Por que grava tantos vídeos, ele disse: ‘Tenho que mostrar às pessoas o que é verdade, o que é verdade. O exército sudanês está apenas a enviar notícias falsas aos meios de comunicação social. Não informa o público.
Ele disse que não podia aceitar relatos de atrocidades da RSF em comparação com a guerra em Gaza. Ele disse: ‘Alguns dizem que o Hamas está atirando, alguns dizem que Israel está matando. Mas como saber se não pode entrar no país? Não vou dizer que (o massacre da RSF) não aconteceu 100 por cento, mas temos que investigar para saber o que está acontecendo lá.’
Abdullah Abno Garda, presidente da Associação da Diáspora de Darfur, que faz campanha pelos sobreviventes do genocídio no Reino Unido, disse ao Daily Mail que a Al Arabiya estava “incitando deliberadamente os sobreviventes do genocídio que fizeram do Reino Unido a sua casa” e “explorando a protecção da liberdade de expressão neste país para espalhar discurso de ódio sem discurso de ódio”.
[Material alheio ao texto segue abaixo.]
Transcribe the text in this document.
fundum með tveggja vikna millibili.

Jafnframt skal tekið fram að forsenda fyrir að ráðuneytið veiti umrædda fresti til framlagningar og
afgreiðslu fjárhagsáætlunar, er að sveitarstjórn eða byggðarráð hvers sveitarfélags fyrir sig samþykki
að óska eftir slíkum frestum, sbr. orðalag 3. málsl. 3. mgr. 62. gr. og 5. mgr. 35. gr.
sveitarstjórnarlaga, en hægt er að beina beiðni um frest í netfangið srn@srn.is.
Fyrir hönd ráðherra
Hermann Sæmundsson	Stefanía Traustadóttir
Na sexta-feira passada, ela fez uma reclamação formal sobre as postagens online de Alarabia à Polícia de South Yorkshire depois que seu comportamento foi publicado pela primeira vez no Guardian.
Ele disse: “Apesar de informar repetidamente as autoridades envolvidas, nenhuma ação foi tomada para detê-lo”. ‘Seu comportamento atingiu o auge quando ele hospedou um assassino conhecido como “Abu Lulu” em sua plataforma TikTok, a mesma pessoa que matou civis inocentes em uma transmissão ao vivo. surpreendentemente,
“Você pode matar, mas não filme”, aconselhou-o Al Arabiya.
«Acreditamos que as autoridades britânicas têm demorado a intervir, apesar da gravidade das suas ações. Este assunto deve ser considerado seriamente.
“Pedimos às autoridades que abram imediatamente uma investigação formal às suas atividades, incluindo a utilização da sua plataforma online para espalhar conteúdos nocivos e potencialmente criminosos.
‘A liberdade de expressão nunca deve ser usada como escudo para o discurso de ódio ou o incitamento à violência.’
Entretanto, enquanto a guerra deslocou pelo menos 13 milhões de pessoas das suas casas no Sudão, Al Arabiya continua a apoiar os rebeldes, a partir da sua arrumada sala de estar suburbana, que aterrorizam e massacram grupos minoritários depois de fugirem do país.